Service degradation (SFO)

This report details the incident that occurred on 5 March 2018, impacting the availability of the deployment instance creation API in the SFO region.

We sustained a small-scale Denial of Service (DoS) attack targeting one of our deployment instance creation endpoints, affecting deployment creation and unfreezing. Live deployments were not affected.

At 09:03:21 UTC our systems started to experience an abnormal amount of traffic in the deployment instance creation endpoints. A few seconds later, at 09:03:56 UTC, our on-call system reliability engineer was automatically notified by abnormal metrics alerts from our API endpoint servers.

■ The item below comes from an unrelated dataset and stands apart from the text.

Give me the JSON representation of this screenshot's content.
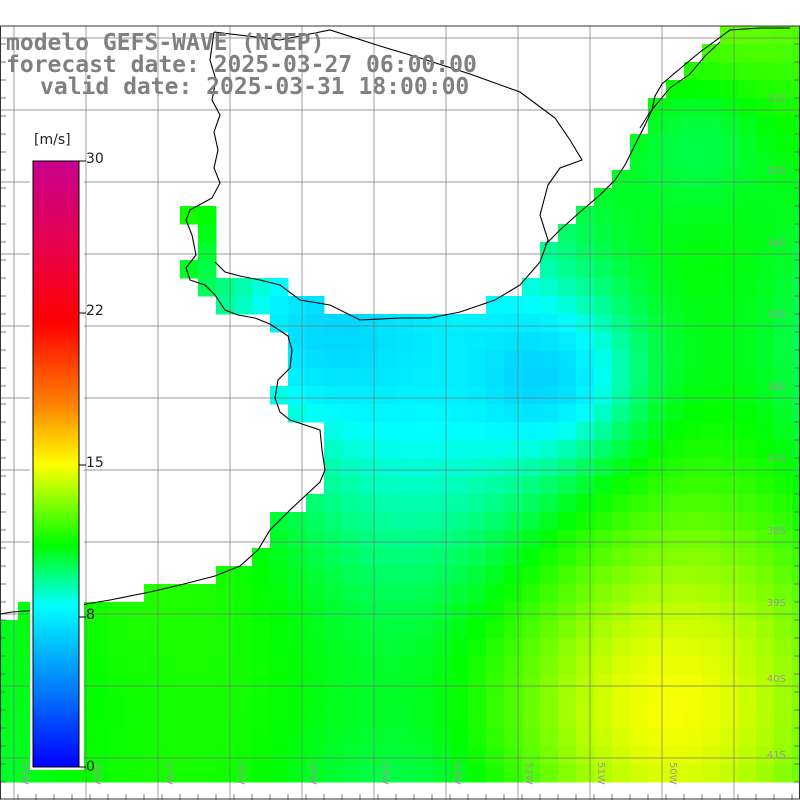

At 09:05:34 UTC our abuse prevention system automatically disabled new deployments and unfreezes for all free and paid accounts for 10 minutes. We chose to extend this period to 30 minutes while we investigated and applied necessary measures to prevent the situation from escalating.

At 09:10:08 UTC we identified that the root cause was a DoS attack targeting instance creation. We immediately adjusted rate limiting on the endpoint and added more metrics to better alert upon suspicious or malicious activity in the future.

At 09:43:36 UTC we re-enabled instance creation endpoints for all paid accounts, and subsequently re-enabled them for free accounts at 11:29:50 UTC after a rollout and monitoring period.